Chegou a hora “do grande acordo nacional com o Supremo, com tudo”?

Chegou a hora “do grande acordo nacional com o Supremo, com tudo”?

Ao julgar o mérito do habeas corpus do ex-presidente Lula, o STF decide nesta semana se o crime compensa ou não no Brasil. Caso a impunidade prevaleça, a Corte consagrará o “acordão” previsto pelo senador Romero Jucá


A cena integra um dos episódios da série “O Mecanismo”, produzida pela Netflix com base na operação Lava Jato, mas se ajusta com perfeição ao momento atual do País e constitui o retrato mais bem acabado da imagem ostentada hoje pela Suprema Corte brasileira. Nela, investigados atrás das grades vibram, a verter lágrimas de emoção, como se tivessem acertado as seis dezenas da loteria, ao anúncio da mais alvissareira notícia que poderiam receber: a de que seus processos haviam deixado a primeira instância e sido enviados ao Supremo Tribunal Federal. “Foi pro Supremooo, estamos livres, vai todo mundo embora. Foi pro  Supremooo”, gritam. A ficção, de fato, imitou a vida. Na última semana, o STF cometeu talvez a maior de suas estultices, ao adiar o julgamento do mérito do habeas corpus (HC) de Lula e conceder-lhe a liminar casuística de salvo conduto. Estabeleceu o que se convencionou chamar no meio jurídico de “princípio Lula” por meio do qual foi escancarada a porteira da cadeia a todos que se enquadram em situação igual ou semelhante à do petista, incluindo condenados de todo o naipe, entre criminosos do colarinho branco, traficantes e até pedófilos. Nesta semana, ao examinar o teor do HC do ex-presidente petista, já condenado à prisão pelo TRF-4, o STF terá a oportunidade de reparar o erro. Ou agravá-lo. É da lavra do poeta francês Jean Cocteau a famosa frase que reflete o estágio máximo da coragem e ousadia: “não sabendo que era impossível, foi lá e fez”. Pois na quarta-feira 4 o STF terá de ter audácia para ir lá e completar a barbaridade da sessão anterior, mesmo debaixo do escrutínio dos brasileiros, mesmo com todos sabendo que era possível, por mais insensato e contrário aos princípios republicanos que possa parecer. Se o Supremo reverenciar a impunidade e decidir que o crime compensa no País, sobre a Lava Jato não restará pedra sobre pedra. Para sempre restará consagrado o vaticínio de Romero Jucá, segundo o qual era arquitetado “…um grande acordo nacional.
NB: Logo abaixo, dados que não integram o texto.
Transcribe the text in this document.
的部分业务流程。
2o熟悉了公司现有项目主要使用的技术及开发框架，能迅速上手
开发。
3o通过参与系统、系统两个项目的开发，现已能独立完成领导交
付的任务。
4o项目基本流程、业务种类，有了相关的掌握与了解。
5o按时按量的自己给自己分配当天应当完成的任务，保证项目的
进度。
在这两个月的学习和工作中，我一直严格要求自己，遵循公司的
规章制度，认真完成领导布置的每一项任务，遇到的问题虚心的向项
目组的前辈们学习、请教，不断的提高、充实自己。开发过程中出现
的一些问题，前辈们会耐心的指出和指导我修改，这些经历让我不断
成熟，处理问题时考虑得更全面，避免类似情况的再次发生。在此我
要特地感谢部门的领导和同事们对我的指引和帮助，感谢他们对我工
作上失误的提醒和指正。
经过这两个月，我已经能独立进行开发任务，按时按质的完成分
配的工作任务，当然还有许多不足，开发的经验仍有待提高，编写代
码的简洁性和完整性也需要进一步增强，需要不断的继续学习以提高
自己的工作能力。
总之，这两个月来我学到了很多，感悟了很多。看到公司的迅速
Com o Supremo, com tudo” para livrar toda a classe política, sem distinção partidária e preferência ideológica, da prisão..
A regra é clara
Um dos idealizadores da República brasileira, o jurista Ruy Barbosa dizia que uma “justiça atrasada não é justiça, senão injustiça qualificada e manifesta”. É o que acontecerá caso o STF revise o entendimento da prisão após condenação em segunda instância: o País terá definitivamente uma justiça atrasada, o que configura, como disse Ruy Barbosa, pura injustiça. E, então, diversos encarcerados responsáveis pelos mais diversos crimes, poderão fazer como os personagens da série dirigida por José Padilha: comemorar efusivamente.
Atualmente, 193 dos 194 países pertencentes à ONU adotam como regra a possibilidade de prisão após condenação em primeira ou segunda instância. Na história recente do Brasil, também foi assim. Desde 1941, o Código de Processo Penal prevê a execução da pena depois de condenação em segundo grau. Somente em 2009, por puro casuísmo, em razão do mensalão, o STF mudou o entendimento. Para alguém ser preso, o caso deveria ter transitado em julgado. Em 2016, o Supremo corrigiu o equívoco e retomou o que sempre foi regra aqui e na maioria do planeta: a prisão após o julgamento na segunda jurisdição. Agora, para livrar da cadeia o ex-presidente Lula, condenado a 12 anos e um mês de prisão, um grupo expressivo de ministros do STF guerreia pelo retrocesso.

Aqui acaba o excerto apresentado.